The finding comes as New England temperatures are already warming faster than national averages from human-driven climate change, according to the U.S. Global Change Research Program.
While southern New England is seeing one of the fastest rates of snow cover decline, the problem is impacting most continents, said Stephen Young, a professor at Salem State University and the report’s author.
“It's not just a local thing,” Young said. “It really is a global phenomenon. And we just happen to live in one of those hotspots where it's happening faster.”
The report found the world has lost over 5% of its snow cover since the year 2000. That’s a potential problem that could spur on more global temperature changes because less snow on the ground means the planet can absorb more heat, as the bare ground takes in more sunlight instead of reflecting it back into the atmosphere.
The decline also presents challenges to animals and plants that rely on snow cover, Young said. Snow covering the ground can keep soil from deep freezes, but if that snow melts, water seeps into the soil and can quickly re-freeze if temperatures drop.
“You get the cold weather without any snow cover, the surface of the soil gets some freezing,” Young said.
Art Degaetano, director of the Northeast Regional Climate Center, said spring snow melts historically helped to supply groundwater. But when winter precipitation in southern New England comes down as rain, it doesn’t effectively “recharge” groundwater and soil moisture.

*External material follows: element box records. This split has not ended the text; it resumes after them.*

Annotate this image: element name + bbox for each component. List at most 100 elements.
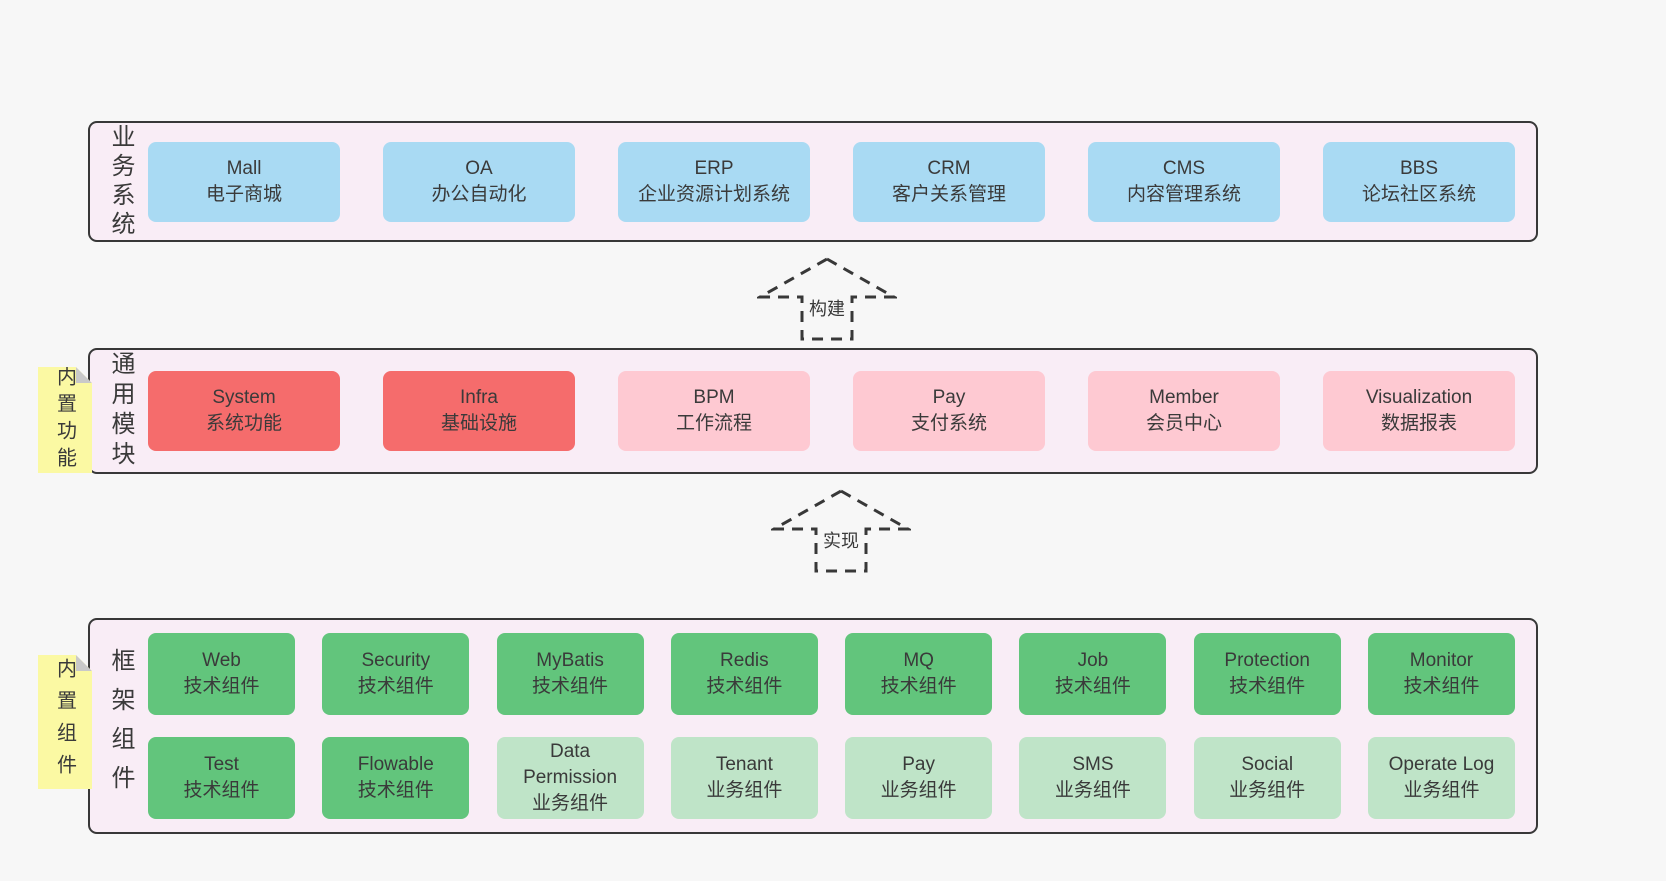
module-name: Tenant [715, 754, 773, 775]
module-row: Mall 电子商城 OA 办公自动化 ERP 企业资源计划系统 CRM 客户关系管理 CMS 内容… [148, 141, 1515, 222]
module-subtitle: 系统功能 [205, 413, 282, 434]
module-name: Infra [459, 387, 499, 408]
module-subtitle: 基础设施 [440, 413, 517, 434]
module-box-data-permission: Data Permission 业务组件 [496, 737, 644, 819]
module-subtitle: 技术组件 [183, 780, 260, 801]
module-subtitle: 会员中心 [1145, 413, 1222, 434]
build-arrow: 构建 [757, 256, 897, 342]
module-subtitle: 技术组件 [1229, 676, 1306, 697]
module-subtitle: 数据报表 [1380, 413, 1457, 434]
module-box-operate-log: Operate Log 业务组件 [1367, 737, 1515, 819]
module-subtitle: 业务组件 [532, 793, 609, 814]
module-box-infra: Infra 基础设施 [383, 371, 575, 451]
module-subtitle: 技术组件 [532, 676, 609, 697]
dashed-up-arrow-icon [771, 489, 911, 573]
module-name: BPM [693, 387, 735, 408]
implement-arrow: 实现 [771, 488, 911, 574]
sticky-note-builtin-components-text: 内置组件 [53, 658, 76, 786]
module-box-cms: CMS 内容管理系统 [1088, 141, 1280, 222]
module-box-redis: Redis 技术组件 [670, 633, 818, 715]
module-box-system: System 系统功能 [148, 371, 340, 451]
module-name: SMS [1072, 754, 1114, 775]
module-name: Job [1077, 650, 1109, 671]
module-box-oa: OA 办公自动化 [383, 141, 575, 222]
module-subtitle: 论坛社区系统 [1361, 183, 1476, 205]
module-box-job: Job 技术组件 [1019, 633, 1167, 715]
module-subtitle: 技术组件 [1403, 676, 1480, 697]
module-subtitle: 业务组件 [1229, 780, 1306, 801]
module-name: Member [1149, 387, 1219, 408]
module-subtitle: 技术组件 [1054, 676, 1131, 697]
module-box-bpm: BPM 工作流程 [618, 371, 810, 451]
module-name: Visualization [1365, 387, 1473, 408]
module-box-mq: MQ 技术组件 [845, 633, 993, 715]
module-subtitle: 内容管理系统 [1126, 183, 1241, 205]
module-box-crm: CRM 客户关系管理 [853, 141, 1045, 222]
module-subtitle: 技术组件 [706, 676, 783, 697]
module-box-mybatis: MyBatis 技术组件 [496, 633, 644, 715]
sticky-note-builtin-features-text: 内置功能 [53, 366, 76, 474]
build-arrow-label: 构建 [805, 294, 849, 322]
module-name: System [212, 387, 276, 408]
module-subtitle: 工作流程 [675, 413, 752, 434]
tier-common-modules: 通用模块 System 系统功能 Infra 基础设施 BPM 工作流程 Pay 支付系统 Me… [88, 348, 1538, 474]
module-name: CMS [1162, 157, 1206, 179]
module-name: Redis [720, 650, 769, 671]
module-subtitle: 技术组件 [880, 676, 957, 697]
module-name: Operate Log [1388, 754, 1495, 775]
module-name: CRM [927, 157, 971, 179]
module-name: ERP [694, 157, 734, 179]
module-subtitle: 电子商城 [205, 183, 282, 205]
module-subtitle: 技术组件 [183, 676, 260, 697]
module-box-bbs: BBS 论坛社区系统 [1323, 141, 1515, 222]
module-name: MQ [903, 650, 934, 671]
module-name: Web [202, 650, 241, 671]
dashed-up-arrow-icon [757, 257, 897, 341]
sticky-note-builtin-components: 内置组件 [38, 655, 92, 789]
module-box-protection: Protection 技术组件 [1193, 633, 1341, 715]
tier-common-modules-label: 通用模块 [107, 351, 134, 471]
module-subtitle: 办公自动化 [431, 183, 527, 205]
module-subtitle: 客户关系管理 [891, 183, 1006, 205]
implement-arrow-label: 实现 [819, 526, 863, 554]
module-name: Protection [1224, 650, 1310, 671]
module-subtitle: 业务组件 [1403, 780, 1480, 801]
module-name: BBS [1399, 157, 1439, 179]
module-name: Test [204, 754, 239, 775]
module-name: Data Permission [523, 741, 618, 788]
module-box-security: Security 技术组件 [322, 633, 470, 715]
tier-framework-components-label: 框架组件 [107, 648, 134, 804]
module-box-mall: Mall 电子商城 [148, 141, 340, 222]
module-subtitle: 技术组件 [357, 676, 434, 697]
module-subtitle: 业务组件 [880, 780, 957, 801]
module-box-erp: ERP 企业资源计划系统 [618, 141, 810, 222]
module-name: Mall [226, 157, 262, 179]
tier-business-systems-boxes: Mall 电子商城 OA 办公自动化 ERP 企业资源计划系统 CRM 客户关系管理 CMS 内容… [148, 123, 1515, 240]
module-box-member: Member 会员中心 [1088, 371, 1280, 451]
module-name: Security [361, 650, 431, 671]
module-box-test: Test 技术组件 [148, 737, 295, 819]
module-name: MyBatis [536, 650, 604, 671]
tier-business-systems-label: 业务系统 [107, 123, 134, 240]
module-box-monitor: Monitor 技术组件 [1367, 633, 1515, 715]
module-name: Monitor [1409, 650, 1474, 671]
module-subtitle: 技术组件 [357, 780, 434, 801]
module-name: Social [1241, 754, 1294, 775]
module-name: OA [465, 157, 493, 179]
module-subtitle: 支付系统 [910, 413, 987, 434]
module-name: Pay [932, 387, 966, 408]
module-subtitle: 企业资源计划系统 [637, 183, 790, 205]
module-box-social: Social 业务组件 [1193, 737, 1341, 819]
module-subtitle: 业务组件 [1054, 780, 1131, 801]
module-row: System 系统功能 Infra 基础设施 BPM 工作流程 Pay 支付系统 Member 会… [148, 371, 1515, 451]
tier-common-modules-boxes: System 系统功能 Infra 基础设施 BPM 工作流程 Pay 支付系统 Member 会… [148, 350, 1515, 472]
tier-business-systems: 业务系统 Mall 电子商城 OA 办公自动化 ERP 企业资源计划系统 CRM 客户关系管理… [88, 121, 1538, 242]
module-box-web: Web 技术组件 [148, 633, 295, 715]
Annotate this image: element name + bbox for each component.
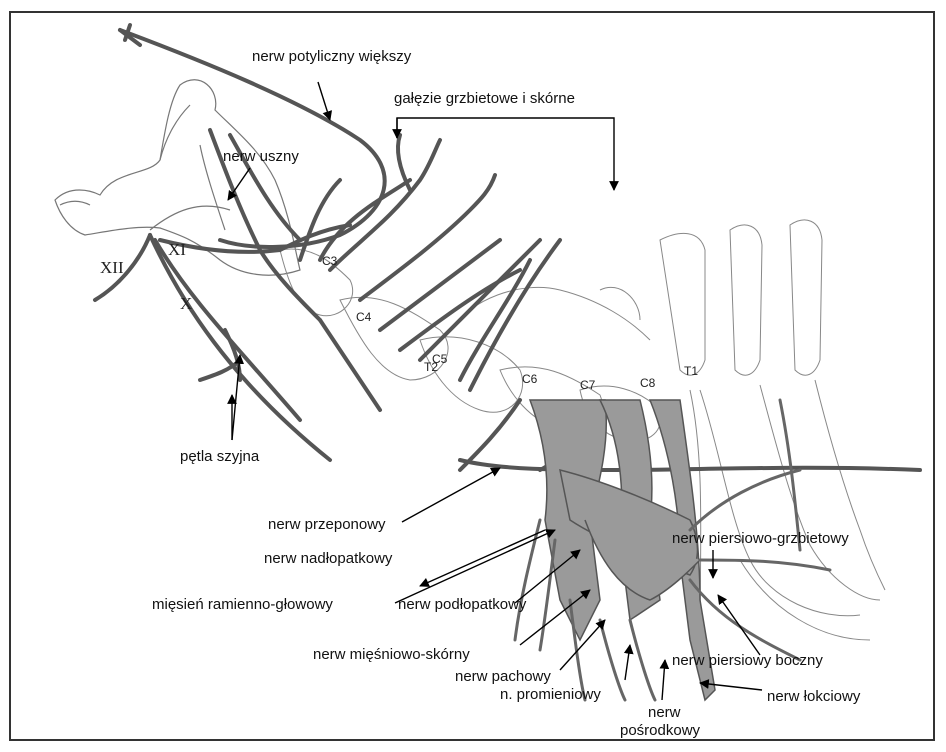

Degaetano, who wasn’t involved in the research, said the study’s use of NASA satellite data is helpful in tracking warming trends and that “snowfall is probably one of the less well measured variables.”
The data also shows yet another piece of evidence to show the Earth’s warming, Degaetano said.
Aside from southern New England, the study also identifies snow cover decline “hotspots” among several areas in Europe and Asia, with the most impact on the Andes mountain region in South America.